The aim of the present study was to develop potential candidates of integrin αvβ3-targeted imaging agent, which can facilitate the diagnosis and treatment of malignant solid tumors.

Methods

Peptides derived from tumstatin, named T7 and T7-6H, were derivatized to contain histidine in the C-terminus of their sequence and were labeled with ^99mTc via nitrido and carbonyl precursors. The radiochemical purity and stability of ^99mTc-labeled T7 and T7-6H were characterized by thin-layer chromatography.

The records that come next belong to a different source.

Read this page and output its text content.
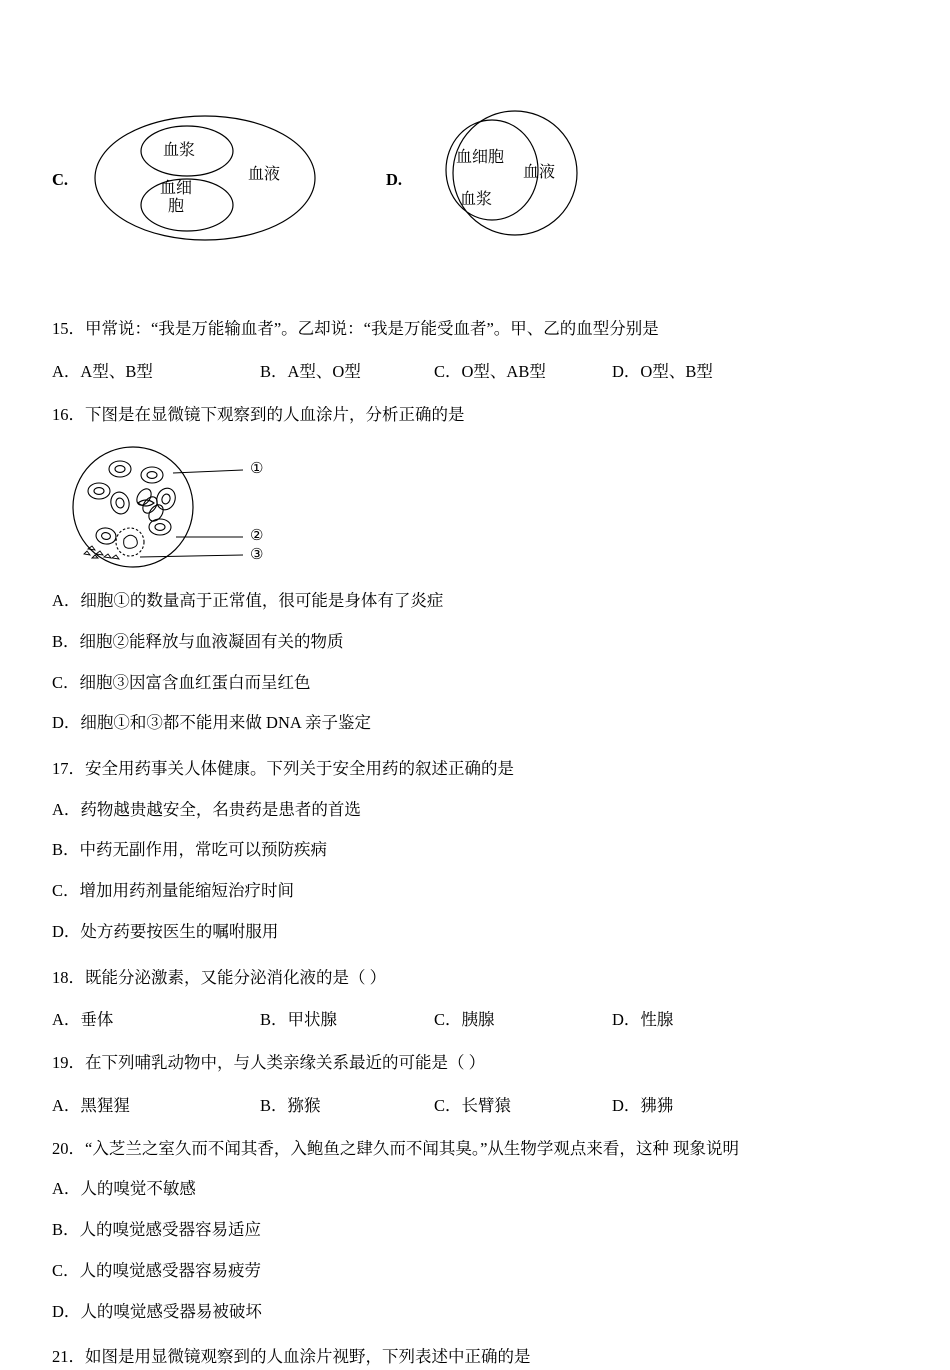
C.
血浆
血细胞
血液	D.
血细胞
血浆
血液
15．甲常说：“我是万能输血者”。乙却说：“我是万能受血者”。甲、乙的血型分别是
A．A型、B型	B．A型、O型	C．O型、AB型	D．O型、B型
16．下图是在显微镜下观察到的人血涂片，分析正确的是
①
②
③
A．细胞①的数量高于正常值，很可能是身体有了炎症
B．细胞②能释放与血液凝固有关的物质
C．细胞③因富含血红蛋白而呈红色
D．细胞①和③都不能用来做 DNA 亲子鉴定
17．安全用药事关人体健康。下列关于安全用药的叙述正确的是
A．药物越贵越安全，名贵药是患者的首选
B．中药无副作用，常吃可以预防疾病
C．增加用药剂量能缩短治疗时间
D．处方药要按医生的嘱咐服用
18．既能分泌激素，又能分泌消化液的是（ ）
A．垂体	B．甲状腺	C．胰腺	D．性腺
19．在下列哺乳动物中，与人类亲缘关系最近的可能是（ ）
A．黑猩猩	B．猕猴	C．长臂猿	D．狒狒
20．“入芝兰之室久而不闻其香，入鲍鱼之肆久而不闻其臭。”从生物学观点来看，这种 现象说明
A．人的嗅觉不敏感
B．人的嗅觉感受器容易适应
C．人的嗅觉感受器容易疲劳
D．人的嗅觉感受器易被破坏
21．如图是用显微镜观察到的人血涂片视野，下列表述中正确的是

The whole body biodistribution was studied in NCI-H157-bearing BALB/c nude mice.

Results

The ^99mTc-labeled T7 and T7-6H showed adequate in vitro stability, with a high radiochemical purity of over 90%. The dissociation constant (Kd) value of the ^99mTc-labeled T7 and T7-6H ranged from 68.5 nM to 140.8 nM in U251 and NCI-H157 cell lines. ^99mTc-labeled T7 and T7-6H showed no significant difference of biodistribution in mice. Furthermore, both T7 and T7-6H exhibited a poor blood–brain barrier penetration and a transient accumulation in lung; the uptake in tumor tissues was significantly higher than in muscle tissue, with a ratio of 5.8.

Conclusion

^99mTc-labeled T7 and T7-6H can be regarded as promising single-photon emission computed tomography probes for imaging integrin αvβ3, and need to be further studied for noninvasive detection of tumors.

Keywords:

• integrin
• angiogenesis
• ligands

Acknowledgments

The authors are thankful to Professor Tan Jian, director of the Nuclear Medicine Department, Tianjin Medical University General Hospital; and Jianfeng Liu and Dezhi Wang, Tianjin Key Laboratory of Radiation Medicine and Molecular Nuclear Medicine, for their support. The current work was funded by PUMC Youth Fund (grant number 2012J06) and the Development Fund of the Institute of Radiation Medicine (IRM) (grant number SF1306 and SF1418).

Disclosure

The authors report no conflicts of interest in this work.